Separated from Manhattan by the Harlem River, the Bronx is one of the two places in America to be preceded by the definite article "the". It's called "The Bronx," and that says it all. An arm of the Hudson River has left the trace of a valley on this vast territory that is part of the continent. The West Bronx was known simply as the North End. It was, when it was annexed to New York, an essentially rural area. Some schools still keep bells on the roof to call students. The eastern part was eventually annexed and the two formed the Bronx Country. With a population of 1,455,000 (2015 census), the Bronx owes its name to a Dutch landowner named Jonas Bronk (or Bronek), who settled north of Manhattan in the 17th century. Long inhabited by Irish immigrants and Russian Jews, this 19th century affluent neighbourhood experienced a general impoverishment from the 1960s to the mid-1990s that transformed the image of the borough.
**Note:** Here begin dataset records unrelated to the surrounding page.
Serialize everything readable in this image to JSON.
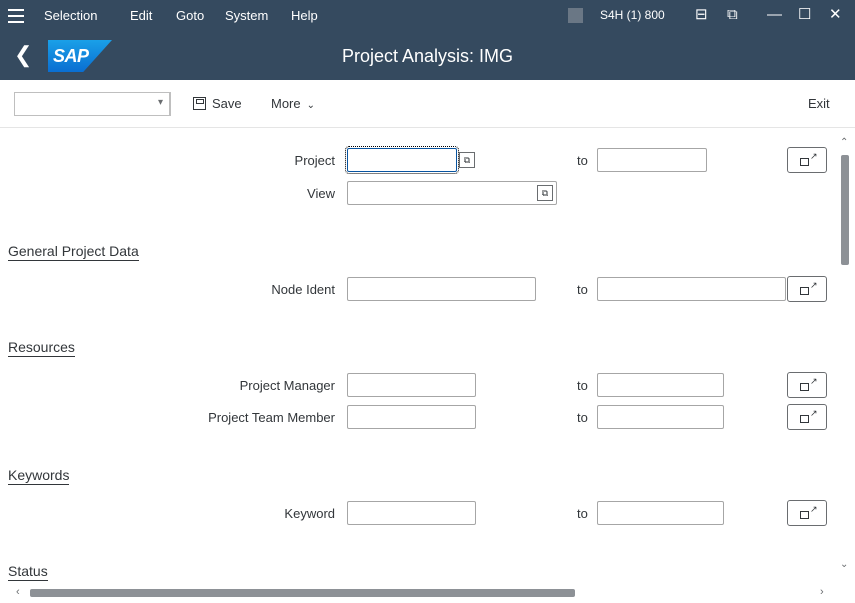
{
  "menubar": {
    "items": [
      "Selection",
      "Edit",
      "Goto",
      "System",
      "Help"
    ],
    "system_info": "S4H (1) 800",
    "icons": [
      "menu-icon",
      "system-status-icon",
      "layout-icon",
      "new-window-icon",
      "minimize-icon",
      "maximize-icon",
      "close-icon"
    ],
    "controls": {
      "layout": "⊟",
      "newwin": "⧉",
      "min": "—",
      "max": "☐",
      "close": "✕"
    }
  },
  "titlebar": {
    "logo_text": "SAP",
    "title": "Project Analysis: IMG",
    "back_glyph": "❮"
  },
  "toolbar": {
    "command_field_value": "",
    "save_label": "Save",
    "more_label": "More",
    "exit_label": "Exit"
  },
  "selection": {
    "to_label": "to",
    "project": {
      "label": "Project",
      "value_from": "",
      "value_to": ""
    },
    "view": {
      "label": "View",
      "value": ""
    }
  },
  "sections": {
    "general": {
      "title": "General Project Data",
      "fields": [
        {
          "label": "Node Ident",
          "value_from": "",
          "value_to": ""
        }
      ]
    },
    "resources": {
      "title": "Resources",
      "fields": [
        {
          "label": "Project Manager",
          "value_from": "",
          "value_to": ""
        },
        {
          "label": "Project Team Member",
          "value_from": "",
          "value_to": ""
        }
      ]
    },
    "keywords": {
      "title": "Keywords",
      "fields": [
        {
          "label": "Keyword",
          "value_from": "",
          "value_to": ""
        }
      ]
    },
    "status": {
      "title": "Status"
    }
  },
  "colors": {
    "shell": "#354a5f",
    "brand": "#0a6ed1",
    "text": "#32363a",
    "field_border": "#a6a6a6"
  }
}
In contemporary American mythology, the Bronx, the cradle of hip-hop, now evokes journeys at the end of the urban night and landscapes of urban desolation. Certainly, some ghettoized parts of the Bronx still have crime, especially at night, mainly due to drug trafficking. But no longer are the daily crimes and in broad daylight of the 80s and 90s, the Bronx is now a residential neighbourhood that suffers from an image that no longer really fits reality. So you won't run any risk walking around the neighborhood during the day. Moreover, in the ranking of the five most dangerous streets in New York, not one is in the Bronx (but four in Brooklyn and one in Queens). The only negative statistic that puts the Bronx in the lead is car thefts. However, the truth is that for the tourist, the Bronx offers little attraction, especially if you only spend a maximum of two weeks in New York. This borough, where 48% of the population is Hispanic, is however home to the world's largest zoo with a splendid botanical garden adjoining it. Sports enthusiasts can learn the rules of baseball and American football at Yankee Stadium. Despite the architectural marvels (Art Deco) that adorn the Grand Concourse, these Champs-Elysées of yesteryear, the Bronx is not a neighborhood conducive to nonchalant walks. If you don't go to the Bronx, the Bronx won't go to you... If, nevertheless, Edgar Allan Poe and the Bronx evoke mysterious affinities for you, know that the house where the accursed poet of America lived the last three years of his life, before he died insane in 1850 in Baltimore, still stands at 2460 Grand Concourse, just outside the New York City Botanical Garden, and can be visited.